Josh Irby

Live from Sarajevo

Life without a Role

I have this recurring nightmare.

I am in an auditorium in front of a crowd, sweating out my fear. Even though I am clothed, I feel naked. It is my turn and I know it. The other actors in the play look at me and wait. There is something I need to say and I can’t remember. In fact, I don’t even know what play I am in. How can I know my line when I don’t know what show we are performing? And what role am I? Am I the hero or his faithful horse? I don’t know. Should I grab a sword and stab the guy to my right me or kiss the girl to my left?

A voice comes from behind the curtain. It is my line. The words are foreign to me but I say them anyway.  Am I in a comedy or a tragedy? The line gave nothing away. I am right back where I started. What do I say next? How can I live from line to line when I don’t know the story, the genre, or my role?

Mercifully, consciousness snatches me from my nightmare. After a few minutes my pulse recedes, but a heaviness remains in my gut—a sickness unto death. No more Kierkegaard before bed.

For more on Kierkegaard, see my last post Life without a Plot.

Can you imagine enduring a play line by line? Yet that is how I too often find myself living. (Perhaps that is why I have this nightmare)

When I was in college, I had no idea what role I was playing. After my dream of playing in the NBA died—much later than it should have died—I wasn’t sure what I wanted to do with my life. Should I be an engineer? a philosopher? a musician? I was clueless. So I made the next mistake . . .
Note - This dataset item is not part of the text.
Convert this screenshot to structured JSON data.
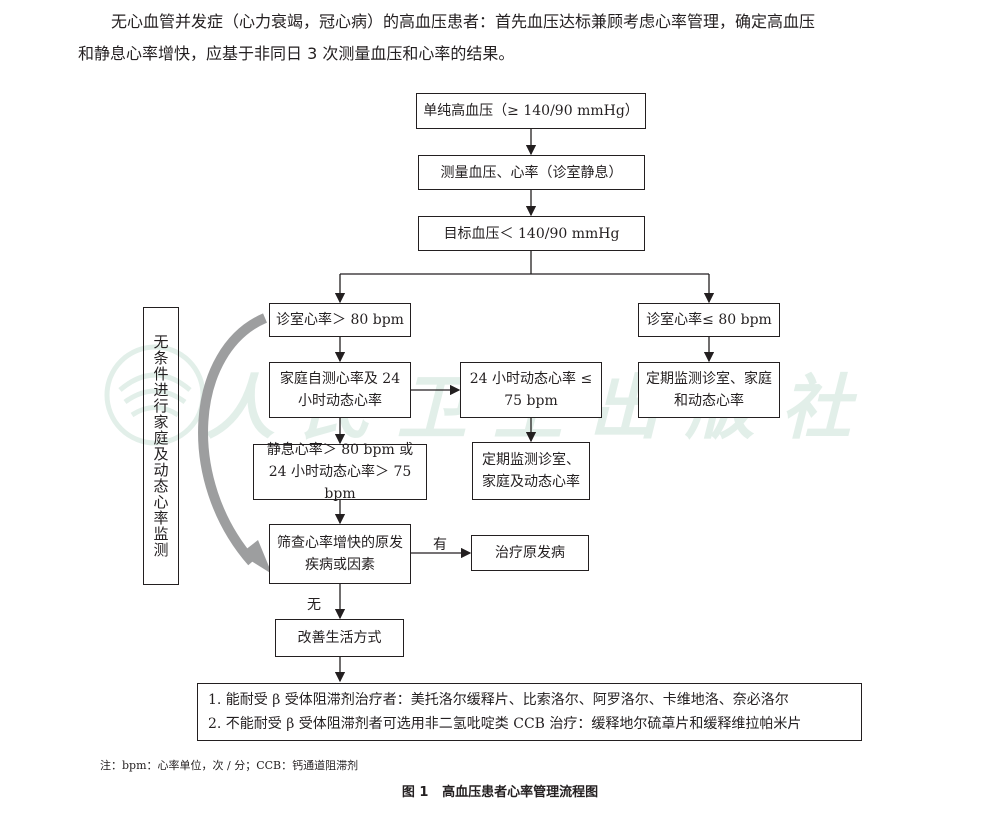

. . . I tried to play every role. My Dad had told me that I could be anything I put my mind to (which, in retrospect, was not true because I am far too tall for flying jets) so I put my mind to everything. I would invent new technologies while solving the deep questions of the universe and singing about it all on weekends at the local bar. Foolproof. It was Romeo and Juliet and I was playing both the leads—and Tybalt as well.

Some of this came from my diverse upbringing. But much of it came from an attempt to play the roles others wanted me to play. I had no business being an engineer. I could do the math and the science. I got good grades. It wasn’t my passion though. Engineering was something I should do. So I did it.

What I really want in my life is to play the role I was created to play. What role did the playwright uniquely pen for me? That role is the one I want play. That  role will uncover my latent passions. That role will bring with it satisfaction and purpose. That role is my role.

Now where did I put my script?

 

[For further thought: In a play, the actor simply recites the lines he has memorized. Life seems very different. We are, in some way, creating the lines as we are reciting them. How does this fit together with the idea that our lives have a bigger story and purpose to them? Add your thoughts below.]